256 - From pro-life to anti-ethics
A. C. Grayling
From pro-life to anti-ethics
If the promise implicit in recent work on reprogramming adult skin cells into pluripotent stem cells is realised, the chief gain will be greater simplicity, safety and straightforwardness in stem cell research and its eventual therapeutic applications. That is welcome news. But press coverage has predictably focused on the claim that this approach avoids the ethical objections over the use of embryos, objections raised mainly by those who sympathise with the so-called “pro-life” agenda.
It is not often remarked that “pro-life” objections are themselves arguably unethical, nor that they are inconsistent with what the pro-lifers’ beliefs should make them infer from what happens elsewhere in nature.
To start with the first point: stem cell research is aimed at alleviating many diseases, including Parkinson’s disease, spinal cord injury, diabetes, cardiovascular disease, hearing and vision loss, and muscular dystrophy. The suffering and disability that could be diminished in people who actually (as opposed to potentially) exist, with their relationships, responsibilities, hopes, jobs and interests in full flow, is enormous - and genuinely pro-life.
If the adult skin cell work proves to be a dead end, and it turns out that only embryonic stem cells will do, the need will return to challenge the objectors’ insistence that it is more ethical to privilege 30 cells in a blastocyst over the needs of ill, disabled or dying children and adults.
The blastocysts in question come from IVF procedures with the informed consent of donors, for whom they are surplus to requirements. It is not clear whether all objectors believe these blastocysts should not exist in the first place, which would entail opposition to fertility treatment for couples who profoundly desire children. But the thought that these endeavours, so positive in themselves, might have the additional benefit of leading to clinical applications, should strike unprejudiced minds as an obvious good.

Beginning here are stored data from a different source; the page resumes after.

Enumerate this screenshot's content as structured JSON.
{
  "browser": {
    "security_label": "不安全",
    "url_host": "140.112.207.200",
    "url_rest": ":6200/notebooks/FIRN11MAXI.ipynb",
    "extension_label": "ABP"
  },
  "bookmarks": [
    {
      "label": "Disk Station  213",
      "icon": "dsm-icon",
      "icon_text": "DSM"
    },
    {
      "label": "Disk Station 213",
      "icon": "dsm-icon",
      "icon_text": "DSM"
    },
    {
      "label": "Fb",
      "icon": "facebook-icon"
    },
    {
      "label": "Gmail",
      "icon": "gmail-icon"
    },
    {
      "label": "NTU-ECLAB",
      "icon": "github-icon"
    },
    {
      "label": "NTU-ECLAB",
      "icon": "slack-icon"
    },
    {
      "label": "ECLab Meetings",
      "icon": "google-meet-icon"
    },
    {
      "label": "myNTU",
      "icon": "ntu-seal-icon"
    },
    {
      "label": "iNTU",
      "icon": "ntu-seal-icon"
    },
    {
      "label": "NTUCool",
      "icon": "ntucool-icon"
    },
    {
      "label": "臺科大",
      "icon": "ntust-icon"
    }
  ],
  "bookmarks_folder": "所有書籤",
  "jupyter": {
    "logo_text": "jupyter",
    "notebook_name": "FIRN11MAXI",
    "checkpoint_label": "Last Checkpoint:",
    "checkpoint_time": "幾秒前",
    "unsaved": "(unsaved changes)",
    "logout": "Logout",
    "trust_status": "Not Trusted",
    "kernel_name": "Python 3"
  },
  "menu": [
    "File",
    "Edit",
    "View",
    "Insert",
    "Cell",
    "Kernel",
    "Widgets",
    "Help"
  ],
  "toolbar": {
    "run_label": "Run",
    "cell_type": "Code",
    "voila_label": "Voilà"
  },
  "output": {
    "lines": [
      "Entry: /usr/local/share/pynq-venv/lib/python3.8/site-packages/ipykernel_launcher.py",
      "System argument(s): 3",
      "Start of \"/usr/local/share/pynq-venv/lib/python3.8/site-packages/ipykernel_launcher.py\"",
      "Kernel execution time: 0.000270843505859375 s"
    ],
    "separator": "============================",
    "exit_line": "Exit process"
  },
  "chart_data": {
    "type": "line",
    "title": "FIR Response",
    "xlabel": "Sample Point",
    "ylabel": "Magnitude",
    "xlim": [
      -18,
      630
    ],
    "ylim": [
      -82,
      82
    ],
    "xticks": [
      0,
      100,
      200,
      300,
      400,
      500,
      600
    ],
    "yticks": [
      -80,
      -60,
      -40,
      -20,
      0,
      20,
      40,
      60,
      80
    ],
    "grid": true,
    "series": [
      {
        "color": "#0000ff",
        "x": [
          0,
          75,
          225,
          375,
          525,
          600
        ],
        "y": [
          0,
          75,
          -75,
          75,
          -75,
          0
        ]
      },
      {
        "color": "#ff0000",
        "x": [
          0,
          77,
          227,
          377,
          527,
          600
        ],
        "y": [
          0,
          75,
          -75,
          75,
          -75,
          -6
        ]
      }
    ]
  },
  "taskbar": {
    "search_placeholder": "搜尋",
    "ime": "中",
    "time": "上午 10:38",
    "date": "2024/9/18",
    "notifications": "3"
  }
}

Then add to this the fact that nature is remarkably profligate in reproductive terms. Of the billions of eggs laid by fish, only about 0.5 per cent hatch. Humans are not much less lavish. Every year hundreds of billions of spermatozoa die before reaching an ovum, and billions of ova are expelled unfertilised in menstrual cycles. More than half of fertilised ova do not result in pregnancy. An estimated quarter of all pregnancies spontaneously terminate before the sixth week; and, overall, about one in five pregnancies spontaneously terminate before 20 weeks.
And until the advent of modern medicine, which is the result of research and intervention (of which stem cell work is a continuation), stillbirths and infant mortality further dramatically reduced the number of conceptions that reached adulthood.
Objectors to embryonic stem cell research ignore this context, which is one reason why they can take the ethically perverse step of putting blastocysts higher up their scale of moral concerns than people suffering now. People are precious; the profligate cellular sources that sometimes result in people are not people.
In opposing on doctrinaire grounds medical advances aimed at aiding the suffering, objectors to embryonic stem cell research are being positively unethical. The argument against them is not that the good ends of stem cell research justify any means. Rather, it is that the good ends, the circumstances in which blastocysts become available, and the facts of nature jointly enter into a weighting of the interests at stake. To anyone without prior commitment to a view that makes small clusters of cells more important than people, it is perfectly obvious where the greater weight lies.